Saint-Brieuc : L’enquête se poursuit après les homicides d’un couple et leur fillette de trois ans

ENQUÊTE Accusé d’avoir tué par balles sa fille et sa compagne, le père, âgé de 24 ans, a ensuite retourné l’arme contre lui

Jérôme Gicquel
Illustration d'une voiture de la police nationale, ici devant le parlement de Bretagne, à Rennes.
Illustration d'une voiture de la police nationale, ici devant le parlement de Bretagne, à Rennes. — C. Allain / 20 Minutes
  • Un homme est accusé d’avoir tué sa compagne ainsi que leur fille de 3 ans avec un fusil de chasse ce week-end dans un appartement à Saint-Brieuc.
  • De nationalité tunisienne, l’individu de 24 ans a ensuite retourné l’arme contre lui.
  • A la demande de la jeune femme, âgée de 22 ans, le couple était en instance de séparation depuis un mois.

Trois morts et une femme grièvement blessée. Voilà la scène d’horreur que les policiers ont découverte dimanche après-midi en pénétrant dans un appartement de la cité Waron à Saint-Brieuc (Côtes-d’Armor). Selon les premiers éléments, un homme de 24 ans aurait tué par balles sa compagne de 22 ans ainsi que leur fille âgée de 3 ans et blessé grièvement la mère de sa compagne. Il se serait ensuite donné la mort en retournant l’arme contre lui. Ce mardi après-midi, le procureur de la République Nicolas Heitz a tenu une conférence pour évoquer l’enquête. 20 Minutes fait le point.

Que s’est-il passé dans cet appartement ?

Ce sont des voisins qui ont donné l’alerte dimanche vers 16 heures après avoir entendu des détonations. Arrivés sur les lieux du drame, les policiers ont d’abord découvert une femme grièvement blessée dans ce logement de deux pièces, situé au 11 de la rue Célestin Bouglé.
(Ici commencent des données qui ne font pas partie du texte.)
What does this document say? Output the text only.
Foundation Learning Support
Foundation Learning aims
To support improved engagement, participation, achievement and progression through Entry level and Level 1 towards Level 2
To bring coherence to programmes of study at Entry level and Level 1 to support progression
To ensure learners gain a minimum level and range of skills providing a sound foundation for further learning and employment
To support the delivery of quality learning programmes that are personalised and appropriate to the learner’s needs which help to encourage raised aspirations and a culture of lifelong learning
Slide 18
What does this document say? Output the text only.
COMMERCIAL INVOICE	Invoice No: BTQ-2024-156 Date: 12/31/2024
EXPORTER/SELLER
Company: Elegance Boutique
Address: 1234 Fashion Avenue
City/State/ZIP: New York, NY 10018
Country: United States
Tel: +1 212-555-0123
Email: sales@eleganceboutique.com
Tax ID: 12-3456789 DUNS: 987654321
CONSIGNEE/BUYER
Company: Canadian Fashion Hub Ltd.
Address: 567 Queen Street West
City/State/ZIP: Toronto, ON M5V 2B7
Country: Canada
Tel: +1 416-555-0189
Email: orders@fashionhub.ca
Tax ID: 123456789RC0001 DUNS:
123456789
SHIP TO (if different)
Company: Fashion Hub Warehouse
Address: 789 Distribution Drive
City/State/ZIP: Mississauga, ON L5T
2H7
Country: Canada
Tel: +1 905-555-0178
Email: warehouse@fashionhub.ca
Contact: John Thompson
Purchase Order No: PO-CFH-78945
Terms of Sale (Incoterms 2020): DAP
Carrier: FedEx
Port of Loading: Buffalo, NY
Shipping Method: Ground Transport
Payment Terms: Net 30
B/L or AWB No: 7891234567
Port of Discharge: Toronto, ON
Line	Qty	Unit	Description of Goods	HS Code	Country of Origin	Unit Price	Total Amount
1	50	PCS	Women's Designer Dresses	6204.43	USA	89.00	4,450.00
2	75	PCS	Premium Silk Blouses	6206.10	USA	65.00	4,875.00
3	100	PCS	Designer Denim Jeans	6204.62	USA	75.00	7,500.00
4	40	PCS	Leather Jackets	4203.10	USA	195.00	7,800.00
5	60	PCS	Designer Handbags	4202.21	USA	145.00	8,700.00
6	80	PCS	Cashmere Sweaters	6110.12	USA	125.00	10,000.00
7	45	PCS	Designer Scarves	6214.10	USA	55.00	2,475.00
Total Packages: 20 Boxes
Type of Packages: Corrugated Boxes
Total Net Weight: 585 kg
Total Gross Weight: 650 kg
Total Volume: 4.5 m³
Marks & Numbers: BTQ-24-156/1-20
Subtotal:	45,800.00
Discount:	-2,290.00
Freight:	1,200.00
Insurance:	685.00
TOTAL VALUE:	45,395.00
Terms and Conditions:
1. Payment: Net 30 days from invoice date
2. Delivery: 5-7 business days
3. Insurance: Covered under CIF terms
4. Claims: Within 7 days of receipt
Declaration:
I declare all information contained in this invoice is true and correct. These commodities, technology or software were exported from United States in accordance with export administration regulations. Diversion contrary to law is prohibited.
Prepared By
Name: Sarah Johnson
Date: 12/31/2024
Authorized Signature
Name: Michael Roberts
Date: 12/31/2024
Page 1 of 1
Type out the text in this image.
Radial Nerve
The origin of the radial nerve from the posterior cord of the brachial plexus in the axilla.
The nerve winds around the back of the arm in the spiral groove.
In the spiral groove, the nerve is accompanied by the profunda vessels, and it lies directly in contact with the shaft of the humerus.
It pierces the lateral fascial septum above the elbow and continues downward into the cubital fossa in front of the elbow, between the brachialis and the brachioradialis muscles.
Dans la pièce principale, ils ont ensuite retrouvé un homme gisant au sol, la boîte crânienne explosée par un tir d’arme à feu et avec un fusil de chasse à proximité. Dans la cuisine, une femme de 22 ans, conjointe de l’individu découvert dans le salon, était également découverte décédée par arme à feu ainsi qu’une fillette de trois ans, mortellement touchée au visage dans sa chambre.

Gravement blessée, la première femme découverte dans l’appartement a été transportée à l’hôpital de Brest. « Son état a nécessité deux opérations chirurgicales et des transfusions sanguines massives », a souligné le procureur de la République, précisant qu’elle avait subi « un traumatisme facial et un traumatisme grave de la jambe droite d’origine balistique. » Elle n’a pour l’heure pas pu être entendue par les enquêteurs. Ces derniers ont toutefois réussi à déterminer que les trois victimes avaient été touchées par des tirs « réalisés à bout touchant. » « Les trois corps présentaient du plomb, en quantité, dans la boîte crânienne », a précisé Nicolas Heitz, ajoutant que « des investigations techniques complémentaires sont en cours pour déterminer les distances exactes de tir et s’assurer que l’individu de sexe masculin en soit bien l’auteur. »

Qui est l’auteur présumé des tirs mortels ?

Il s’agit d’un homme de 24 ans, né en Tunisie et qui était présent sur le territoire national depuis le début de l’année 2020. Selon le procureur de la République, il était en situation régulière, « bénéficiant d’une carte de résident valable jusqu’en 2031. » Il avait rencontré sa compagne, avec qui il avait eu une fille, en août 2016 sur les réseaux sociaux alors que la jeune femme était encore mineure, puis le couple s’était marié en 2019 en Tunisie avant de s’installer en France. Au moment du drame, le père de famille travaillait au conseil départemental des Côtes-d’Armor comme apprenti électricien tandis que sa compagne ne travaillait pas actuellement. Détenteur du permis de chasse, le jeune homme était inconnu des services de police et de la justice et son casier judiciaire vierge.

Où en est l’enquête ?

Après ce drame, les enquêteurs peinent encore à rassembler toutes les pièces du puzzle. En cela, le témoignage de la mère de la compagne, « s’il est possible, sera évidemment déterminant », a souligné Nicolas Heitz lors du point presse. Ce dernier a toutefois indiqué que le couple était en instance de séparation depuis la mi-décembre à la demande de la jeune femme qui « était, depuis peu, revenue vivre avec son enfant chez ses parents. » « Ils étaient en train de déménager, a poursuivi le procureur. Les investigations tendant à démontrer qu’il résidait d’ailleurs tout seul dans un nouveau logement. » Aucune demande de divorce n’avait toutefois été formulée.